"The Taking of Lungtungpen"

(notes edited
by John McGivering)




notes on the text
[April 9 2003]


Publication

The story was published in the Civil and Military Gazette on April 11th 1887, in the first Indian edition of Plain Tales from the Hills in 1888, and in subsequent editions of that collection.

The Story

Mulvaney tells the tale of a platoon of twenty-five young soldiers, hunting dacoits (bandits) in the Burmese jungle, including himself and Ortheris. They strip naked to cross a river, fight their way into a town full of dacoits, and capture it with great slaughter, despite being heavily out-numbered.
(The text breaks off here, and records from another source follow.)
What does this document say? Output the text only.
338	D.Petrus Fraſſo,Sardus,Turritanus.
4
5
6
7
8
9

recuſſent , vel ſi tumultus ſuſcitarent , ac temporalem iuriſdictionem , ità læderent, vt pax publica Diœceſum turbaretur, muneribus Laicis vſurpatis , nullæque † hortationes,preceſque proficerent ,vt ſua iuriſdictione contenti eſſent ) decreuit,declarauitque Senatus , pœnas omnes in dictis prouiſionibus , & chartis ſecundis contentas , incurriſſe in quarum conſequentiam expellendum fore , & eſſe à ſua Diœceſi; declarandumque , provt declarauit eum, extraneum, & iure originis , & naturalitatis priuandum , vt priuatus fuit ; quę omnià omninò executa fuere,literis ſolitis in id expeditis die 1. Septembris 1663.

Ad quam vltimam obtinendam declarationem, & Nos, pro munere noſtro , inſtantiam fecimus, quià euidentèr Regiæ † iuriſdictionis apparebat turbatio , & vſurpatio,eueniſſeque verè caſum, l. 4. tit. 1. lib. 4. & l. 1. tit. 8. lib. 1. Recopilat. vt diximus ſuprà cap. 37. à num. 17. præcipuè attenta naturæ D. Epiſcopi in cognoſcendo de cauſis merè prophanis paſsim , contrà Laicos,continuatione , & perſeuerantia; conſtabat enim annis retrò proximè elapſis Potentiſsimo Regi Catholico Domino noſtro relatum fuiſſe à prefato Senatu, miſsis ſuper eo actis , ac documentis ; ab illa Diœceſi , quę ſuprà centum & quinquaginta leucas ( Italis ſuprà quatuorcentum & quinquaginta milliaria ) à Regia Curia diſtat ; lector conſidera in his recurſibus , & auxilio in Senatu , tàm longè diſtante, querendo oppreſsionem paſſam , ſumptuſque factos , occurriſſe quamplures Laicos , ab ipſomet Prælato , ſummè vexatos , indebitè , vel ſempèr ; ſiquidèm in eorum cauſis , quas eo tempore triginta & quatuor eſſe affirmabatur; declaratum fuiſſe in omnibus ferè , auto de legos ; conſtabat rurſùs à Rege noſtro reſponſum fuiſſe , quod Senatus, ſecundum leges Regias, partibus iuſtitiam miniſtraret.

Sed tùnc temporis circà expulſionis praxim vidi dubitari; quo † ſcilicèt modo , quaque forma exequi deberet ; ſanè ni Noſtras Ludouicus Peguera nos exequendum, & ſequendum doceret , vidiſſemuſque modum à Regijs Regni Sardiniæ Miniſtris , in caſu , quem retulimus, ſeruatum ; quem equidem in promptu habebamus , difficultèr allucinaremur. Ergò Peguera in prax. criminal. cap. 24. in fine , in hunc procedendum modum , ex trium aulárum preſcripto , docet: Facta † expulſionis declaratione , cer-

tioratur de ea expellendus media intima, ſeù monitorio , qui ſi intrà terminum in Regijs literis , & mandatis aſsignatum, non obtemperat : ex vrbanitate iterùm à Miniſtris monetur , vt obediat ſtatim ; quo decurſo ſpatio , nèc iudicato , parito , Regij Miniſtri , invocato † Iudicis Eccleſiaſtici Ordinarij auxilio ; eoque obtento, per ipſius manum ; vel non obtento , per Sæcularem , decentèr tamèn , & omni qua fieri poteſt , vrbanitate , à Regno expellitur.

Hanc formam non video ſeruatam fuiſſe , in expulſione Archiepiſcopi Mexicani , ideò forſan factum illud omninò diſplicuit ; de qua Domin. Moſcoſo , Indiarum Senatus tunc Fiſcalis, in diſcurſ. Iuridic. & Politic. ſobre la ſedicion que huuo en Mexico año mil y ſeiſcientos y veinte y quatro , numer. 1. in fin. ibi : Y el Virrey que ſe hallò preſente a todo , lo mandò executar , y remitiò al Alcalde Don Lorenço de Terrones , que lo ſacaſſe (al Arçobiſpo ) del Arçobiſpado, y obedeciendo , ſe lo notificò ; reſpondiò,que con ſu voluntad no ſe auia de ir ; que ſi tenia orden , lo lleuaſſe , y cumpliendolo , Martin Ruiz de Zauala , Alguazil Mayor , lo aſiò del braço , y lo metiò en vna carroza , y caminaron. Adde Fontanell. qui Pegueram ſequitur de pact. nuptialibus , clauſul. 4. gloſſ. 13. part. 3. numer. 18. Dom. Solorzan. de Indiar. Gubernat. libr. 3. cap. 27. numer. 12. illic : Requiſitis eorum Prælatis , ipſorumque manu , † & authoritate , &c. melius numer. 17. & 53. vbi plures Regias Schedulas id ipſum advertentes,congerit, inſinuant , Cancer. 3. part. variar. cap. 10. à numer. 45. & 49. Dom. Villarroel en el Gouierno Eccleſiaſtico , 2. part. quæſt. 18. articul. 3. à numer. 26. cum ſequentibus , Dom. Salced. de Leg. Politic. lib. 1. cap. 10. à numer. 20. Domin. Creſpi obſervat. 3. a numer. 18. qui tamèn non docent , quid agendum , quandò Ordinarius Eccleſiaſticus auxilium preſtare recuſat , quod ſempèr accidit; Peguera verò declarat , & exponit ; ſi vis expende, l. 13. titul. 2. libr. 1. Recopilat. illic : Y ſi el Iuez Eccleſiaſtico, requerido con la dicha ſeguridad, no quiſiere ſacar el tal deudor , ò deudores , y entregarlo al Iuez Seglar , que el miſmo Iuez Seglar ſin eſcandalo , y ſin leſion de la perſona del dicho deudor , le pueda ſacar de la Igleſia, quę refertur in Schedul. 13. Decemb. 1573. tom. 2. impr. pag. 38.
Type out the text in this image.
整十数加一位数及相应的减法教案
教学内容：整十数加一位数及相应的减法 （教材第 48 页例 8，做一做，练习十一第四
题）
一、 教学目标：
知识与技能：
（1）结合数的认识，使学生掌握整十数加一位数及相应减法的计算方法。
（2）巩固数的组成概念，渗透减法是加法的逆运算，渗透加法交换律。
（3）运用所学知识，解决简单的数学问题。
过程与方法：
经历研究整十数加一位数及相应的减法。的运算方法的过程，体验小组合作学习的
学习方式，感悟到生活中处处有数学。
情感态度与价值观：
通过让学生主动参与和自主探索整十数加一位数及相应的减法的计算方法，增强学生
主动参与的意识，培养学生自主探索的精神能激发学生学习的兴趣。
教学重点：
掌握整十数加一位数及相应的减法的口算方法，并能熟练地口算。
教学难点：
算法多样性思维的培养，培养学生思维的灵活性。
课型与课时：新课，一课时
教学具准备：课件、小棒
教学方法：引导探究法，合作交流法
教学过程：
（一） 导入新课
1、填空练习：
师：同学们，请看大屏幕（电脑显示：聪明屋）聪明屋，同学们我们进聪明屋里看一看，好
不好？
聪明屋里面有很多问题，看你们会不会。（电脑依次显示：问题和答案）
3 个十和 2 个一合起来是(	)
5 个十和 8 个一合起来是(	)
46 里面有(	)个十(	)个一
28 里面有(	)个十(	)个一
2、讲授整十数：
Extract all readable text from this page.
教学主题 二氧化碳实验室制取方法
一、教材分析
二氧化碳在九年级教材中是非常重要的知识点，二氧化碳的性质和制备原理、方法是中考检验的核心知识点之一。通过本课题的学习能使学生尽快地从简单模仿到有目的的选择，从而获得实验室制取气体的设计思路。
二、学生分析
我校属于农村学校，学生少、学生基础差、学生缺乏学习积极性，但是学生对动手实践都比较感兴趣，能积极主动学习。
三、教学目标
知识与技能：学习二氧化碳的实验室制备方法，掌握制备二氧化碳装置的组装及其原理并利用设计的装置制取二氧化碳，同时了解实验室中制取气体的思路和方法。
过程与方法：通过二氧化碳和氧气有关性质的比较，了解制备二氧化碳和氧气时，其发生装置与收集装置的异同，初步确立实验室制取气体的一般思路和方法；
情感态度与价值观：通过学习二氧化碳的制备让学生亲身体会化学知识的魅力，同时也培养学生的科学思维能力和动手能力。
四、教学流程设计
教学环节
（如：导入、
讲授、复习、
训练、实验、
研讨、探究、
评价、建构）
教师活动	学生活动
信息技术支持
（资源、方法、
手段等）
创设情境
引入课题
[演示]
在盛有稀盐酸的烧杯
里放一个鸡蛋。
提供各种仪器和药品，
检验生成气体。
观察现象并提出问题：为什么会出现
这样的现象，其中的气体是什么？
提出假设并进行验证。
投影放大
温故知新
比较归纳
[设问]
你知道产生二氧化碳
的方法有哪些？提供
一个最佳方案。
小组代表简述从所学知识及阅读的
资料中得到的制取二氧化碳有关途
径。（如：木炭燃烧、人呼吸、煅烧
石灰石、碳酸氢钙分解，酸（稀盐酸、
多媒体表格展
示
Had they been older, says Mulvaney, they would never have taken the risk, but fearless young men with a good officer could conquer anything.

This is the second of the eighteen 'Mulvaney' stories. Carrington (page 104) records that the Second Queen’s Regiment carried out such an operation, which was reported in the Civil and Military Gazette a few weeks before the story was written. A similar story is told of the Hampshire Regiment.

For more on Burma in peace and war see “Mandalay”, “The Grave of the Hundred Head”, “A Conference of the Powers” in Many Inventions, the essays in From Sea to Sea, Volume 1) and “The Ballad of Boh Da Thone.”